TopCrime comincia a farmi male. 

All'inizio nessuno sembrava prestarmi troppa attenzione, mentre adesso noto che le solite tre, quattro persone mi passano davanti con finta casualità e mi squadrano da capo a piedi. Sarà anche strano che io sia solo, ma non è affatto strano che io aspetti qualcuno. 

Quasi tutti qui aspettano. 

Nonostante ci sia tanta gente in poco spazio, affondo i piedi nel silenzio. Qualche cenno con il capo scandisce conversazioni mute, mentre chi sta in fila prima di me avanza. Evitiamo di comune accordo di incrociare gli sguardi tra di noi, ma mi azzardo comunque a osservare i volti delle persone, per lo più donne, che procedono a testa bassa come me. Non hanno un bordo della felpa a cui aggrapparsi ma so che, se ce l'avessero, lo stringerebbero con forza. 

Hanno aperto le porte da un quarto d'ora circa, eppure sembrano già tutti esausti. Riesco a immaginare che molti di loro vengano qua tutti i mesi, nello stesso squallido posto per sentirsi dire sempre le stesse squallide cose, con la consapevolezza che il giudizio altrui sia solo la punta del problema. 

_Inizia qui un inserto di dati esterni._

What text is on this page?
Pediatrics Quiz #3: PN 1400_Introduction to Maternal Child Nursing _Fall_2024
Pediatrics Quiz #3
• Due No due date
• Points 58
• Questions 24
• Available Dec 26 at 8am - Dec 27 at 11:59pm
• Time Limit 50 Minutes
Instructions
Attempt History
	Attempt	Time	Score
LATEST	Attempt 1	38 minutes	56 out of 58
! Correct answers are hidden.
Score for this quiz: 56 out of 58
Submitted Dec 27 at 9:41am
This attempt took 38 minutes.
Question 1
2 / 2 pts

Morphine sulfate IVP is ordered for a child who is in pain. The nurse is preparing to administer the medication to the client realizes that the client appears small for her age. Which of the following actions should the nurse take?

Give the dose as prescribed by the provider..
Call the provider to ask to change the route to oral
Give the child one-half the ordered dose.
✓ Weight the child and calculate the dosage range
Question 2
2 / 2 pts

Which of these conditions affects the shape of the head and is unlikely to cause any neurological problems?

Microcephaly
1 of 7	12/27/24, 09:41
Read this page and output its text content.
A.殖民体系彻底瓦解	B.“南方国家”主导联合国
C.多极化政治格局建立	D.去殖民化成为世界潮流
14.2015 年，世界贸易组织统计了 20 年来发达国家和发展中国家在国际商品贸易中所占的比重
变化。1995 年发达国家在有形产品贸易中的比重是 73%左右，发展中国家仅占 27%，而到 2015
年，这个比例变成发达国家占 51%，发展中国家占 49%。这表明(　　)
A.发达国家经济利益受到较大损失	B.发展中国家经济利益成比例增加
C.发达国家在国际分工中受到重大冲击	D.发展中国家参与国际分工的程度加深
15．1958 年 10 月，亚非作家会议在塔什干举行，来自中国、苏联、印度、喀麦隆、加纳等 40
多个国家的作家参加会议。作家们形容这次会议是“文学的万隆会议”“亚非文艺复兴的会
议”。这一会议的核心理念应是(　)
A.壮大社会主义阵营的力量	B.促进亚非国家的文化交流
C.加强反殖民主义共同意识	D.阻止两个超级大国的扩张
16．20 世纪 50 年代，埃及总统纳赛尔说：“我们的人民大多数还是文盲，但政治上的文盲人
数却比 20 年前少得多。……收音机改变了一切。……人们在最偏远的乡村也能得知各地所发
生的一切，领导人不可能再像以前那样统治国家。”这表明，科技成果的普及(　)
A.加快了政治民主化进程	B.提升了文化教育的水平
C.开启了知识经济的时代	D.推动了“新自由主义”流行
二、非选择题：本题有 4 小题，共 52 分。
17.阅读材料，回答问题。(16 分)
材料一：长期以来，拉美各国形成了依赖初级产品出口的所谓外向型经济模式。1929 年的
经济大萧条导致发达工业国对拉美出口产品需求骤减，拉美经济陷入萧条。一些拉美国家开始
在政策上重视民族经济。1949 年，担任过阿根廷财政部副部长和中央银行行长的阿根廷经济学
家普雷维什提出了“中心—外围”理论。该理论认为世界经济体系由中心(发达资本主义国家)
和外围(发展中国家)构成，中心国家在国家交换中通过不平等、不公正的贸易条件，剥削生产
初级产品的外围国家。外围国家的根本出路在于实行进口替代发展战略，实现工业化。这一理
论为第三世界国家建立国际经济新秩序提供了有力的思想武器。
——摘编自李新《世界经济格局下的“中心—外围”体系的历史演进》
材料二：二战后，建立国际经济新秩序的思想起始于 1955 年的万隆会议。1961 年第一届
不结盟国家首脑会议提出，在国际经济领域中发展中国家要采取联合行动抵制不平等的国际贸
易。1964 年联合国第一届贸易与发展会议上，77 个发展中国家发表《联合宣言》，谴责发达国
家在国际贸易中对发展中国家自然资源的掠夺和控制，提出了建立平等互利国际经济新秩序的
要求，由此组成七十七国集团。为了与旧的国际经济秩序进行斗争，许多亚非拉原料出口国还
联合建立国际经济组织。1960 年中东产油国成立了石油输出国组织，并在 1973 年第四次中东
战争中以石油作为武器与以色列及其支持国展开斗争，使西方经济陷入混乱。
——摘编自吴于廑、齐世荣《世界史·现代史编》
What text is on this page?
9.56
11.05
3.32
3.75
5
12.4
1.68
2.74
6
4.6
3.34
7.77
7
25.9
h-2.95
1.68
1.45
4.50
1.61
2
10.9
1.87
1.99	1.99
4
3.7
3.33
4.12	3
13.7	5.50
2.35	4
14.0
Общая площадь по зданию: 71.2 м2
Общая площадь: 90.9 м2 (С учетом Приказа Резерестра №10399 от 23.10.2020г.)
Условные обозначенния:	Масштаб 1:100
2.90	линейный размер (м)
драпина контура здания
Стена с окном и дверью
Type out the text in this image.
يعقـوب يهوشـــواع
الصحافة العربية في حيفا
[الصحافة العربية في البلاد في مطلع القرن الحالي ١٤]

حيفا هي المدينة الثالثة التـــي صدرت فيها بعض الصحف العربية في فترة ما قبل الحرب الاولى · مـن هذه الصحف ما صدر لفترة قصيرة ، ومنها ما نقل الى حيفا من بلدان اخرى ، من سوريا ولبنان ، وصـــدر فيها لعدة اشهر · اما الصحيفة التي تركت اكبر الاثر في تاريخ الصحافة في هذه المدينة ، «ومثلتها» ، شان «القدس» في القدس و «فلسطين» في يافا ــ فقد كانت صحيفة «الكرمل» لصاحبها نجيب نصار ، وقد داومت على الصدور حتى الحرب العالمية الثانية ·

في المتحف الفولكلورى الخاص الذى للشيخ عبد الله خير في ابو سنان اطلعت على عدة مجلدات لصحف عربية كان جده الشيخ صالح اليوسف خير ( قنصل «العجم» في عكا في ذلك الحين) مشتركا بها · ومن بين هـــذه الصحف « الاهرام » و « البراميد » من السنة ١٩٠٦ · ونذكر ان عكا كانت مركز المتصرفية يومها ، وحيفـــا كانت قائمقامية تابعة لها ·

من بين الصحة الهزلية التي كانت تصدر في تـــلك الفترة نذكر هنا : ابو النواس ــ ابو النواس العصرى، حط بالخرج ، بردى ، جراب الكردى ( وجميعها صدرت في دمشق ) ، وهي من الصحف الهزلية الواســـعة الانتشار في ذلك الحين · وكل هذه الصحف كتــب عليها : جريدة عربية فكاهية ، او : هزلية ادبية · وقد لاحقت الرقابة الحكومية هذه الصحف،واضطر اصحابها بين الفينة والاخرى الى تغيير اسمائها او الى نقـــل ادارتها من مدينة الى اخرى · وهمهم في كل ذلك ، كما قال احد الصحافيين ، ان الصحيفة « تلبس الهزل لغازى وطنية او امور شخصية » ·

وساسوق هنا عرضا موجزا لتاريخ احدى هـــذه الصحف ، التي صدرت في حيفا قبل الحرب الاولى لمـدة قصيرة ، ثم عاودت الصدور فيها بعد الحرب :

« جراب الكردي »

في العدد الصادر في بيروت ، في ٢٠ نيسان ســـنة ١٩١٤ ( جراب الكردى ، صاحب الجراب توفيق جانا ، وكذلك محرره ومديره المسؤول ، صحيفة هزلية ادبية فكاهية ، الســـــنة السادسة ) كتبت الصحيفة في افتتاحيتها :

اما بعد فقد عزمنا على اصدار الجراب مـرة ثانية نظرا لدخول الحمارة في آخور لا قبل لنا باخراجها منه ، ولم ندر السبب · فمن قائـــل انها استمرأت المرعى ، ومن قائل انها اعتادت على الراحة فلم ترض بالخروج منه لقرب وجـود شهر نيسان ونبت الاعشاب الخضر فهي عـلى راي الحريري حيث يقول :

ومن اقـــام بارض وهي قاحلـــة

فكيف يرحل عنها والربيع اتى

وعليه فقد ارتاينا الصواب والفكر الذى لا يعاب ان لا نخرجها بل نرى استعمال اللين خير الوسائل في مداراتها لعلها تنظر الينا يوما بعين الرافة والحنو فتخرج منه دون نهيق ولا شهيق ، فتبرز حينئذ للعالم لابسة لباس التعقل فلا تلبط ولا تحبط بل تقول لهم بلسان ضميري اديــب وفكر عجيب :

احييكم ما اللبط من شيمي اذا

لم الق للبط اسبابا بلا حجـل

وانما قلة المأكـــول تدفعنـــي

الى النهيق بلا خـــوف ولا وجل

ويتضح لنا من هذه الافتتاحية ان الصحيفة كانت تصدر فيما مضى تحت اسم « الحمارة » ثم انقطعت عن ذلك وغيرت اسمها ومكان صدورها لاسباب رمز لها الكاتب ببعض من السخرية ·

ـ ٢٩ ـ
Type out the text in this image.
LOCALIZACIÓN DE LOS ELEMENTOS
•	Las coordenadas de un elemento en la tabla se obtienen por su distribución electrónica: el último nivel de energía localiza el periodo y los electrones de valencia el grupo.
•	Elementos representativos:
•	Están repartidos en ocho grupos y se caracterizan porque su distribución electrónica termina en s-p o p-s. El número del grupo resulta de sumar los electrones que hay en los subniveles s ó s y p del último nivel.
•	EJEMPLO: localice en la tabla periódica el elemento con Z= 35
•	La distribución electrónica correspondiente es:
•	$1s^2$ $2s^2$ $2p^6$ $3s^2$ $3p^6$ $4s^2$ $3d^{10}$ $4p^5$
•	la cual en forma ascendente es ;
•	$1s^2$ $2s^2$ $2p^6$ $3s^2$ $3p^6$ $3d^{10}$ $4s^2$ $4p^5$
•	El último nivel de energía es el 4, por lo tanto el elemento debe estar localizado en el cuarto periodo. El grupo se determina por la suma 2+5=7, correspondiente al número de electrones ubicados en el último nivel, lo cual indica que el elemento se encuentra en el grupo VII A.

Osservare gli altri mi mantiene calmo. Misuro i passi, calibro i respiri e conto i i giri delle chiavi delle porte blindate.

Uno
Due
Tre
Scatto secco. 

A volte mi chiedo se l'educazione che riceviamo ci prepari effettivamente a quello che ci aspetta fuori dalla porta di casa. 

Le tasse, l'affitto, i concorsi, le tragedie dietro l'angolo, quanto di più crudele e grottesco si possa immaginare. Quando la piccola bolla in cui abbiamo sempre vissuto scoppia, l'onda d'urto ci fa fischiare le orecchie e puf, non ricordiamo più niente. 

Uno 
Due 
Tre 
Altre due mandate
Scatto secco.

Sembra tutto surreale, come se non fossimo mai stati noi i protagonisti dei nostri stessi ricordi. Quando ci sediamo per chiederci "Come ci sono arrivato a questo punto?" è già troppo tardi. 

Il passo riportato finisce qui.